Ist zwar nicht Sci-Fi aber das Genre ist ja egal 

Alarmstufe Rot
Money Train
Forrest Gump
Green Mile

oh man da gibt's so viele


----------



## Herbboy (13. März 2012)

Da gibt es etliche... Die Alien-Reihe zB, wobei Teil 1 sogar noch aus den 70ern ist, was man dem Film aber nicht anmerkt.

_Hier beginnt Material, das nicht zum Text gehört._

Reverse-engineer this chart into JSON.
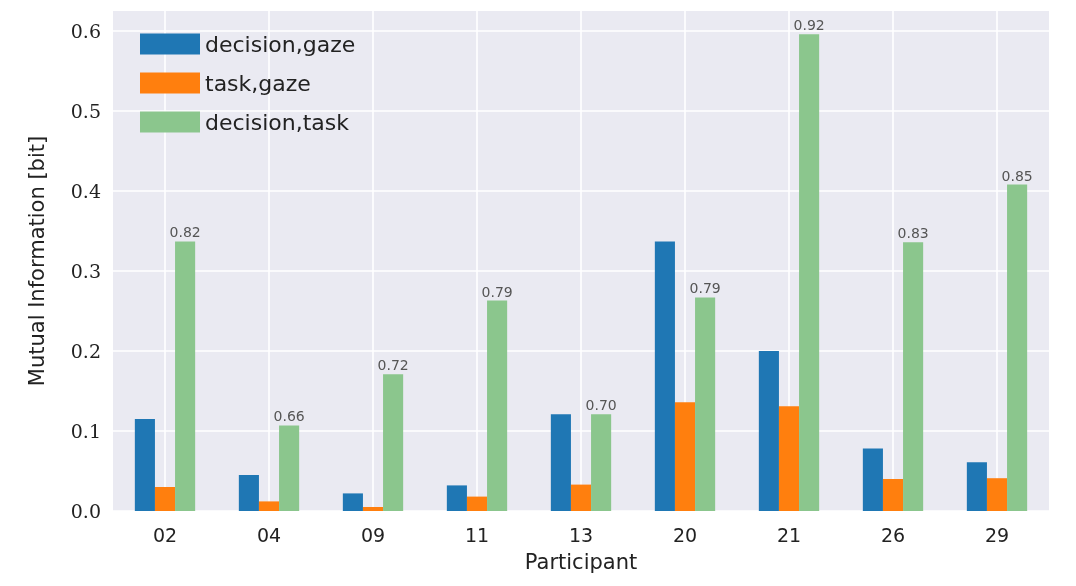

Hast Du nicht eigene Beispiele, was für Filme Du genau meinst?


----------



## der_yappi (13. März 2012)

Luc Besson:


Le Grand Bleu - Im Rausch der Tiefe
Nikita
Leon - Der Profi


----------



## Cyberian (13. März 2012)

The Rock


----------



## troppa (14. März 2012)

der_yappi schrieb:


> Luc Besson:
> 
> 
> 
> ...



Das Fünfte Element
Stirb Langsam 1+2
Lethal Weapon 1-3
Mad Max 1-3 (nach ja der Erste ist von '79)
Braveheart, fad ich damals auch gut
Matrix 1 natürlich
Bladerunner
Black Rain
Indiana Jones 1-3
Resevoir Dogs
Pulp Fiction
Jackie Brown
From Dusk Till Dawn
Open Your Eyes (Original von Eyes Wide Shut)
Sieben Jahre in Tibet
Kundun
Hana-Bi
Der Name der Rose
Die Verurteileten
Ran
Kagemusha
Ame Agaru
Jagd auf Roter Oktober
Das Boot
Fitzcarraldo
1984
Dune
Das Schweigen der Lämmer
Sieben
usw....

Huch, ich glaub aber die 2.te Hälfte kommt wohl er auf Arte...


----------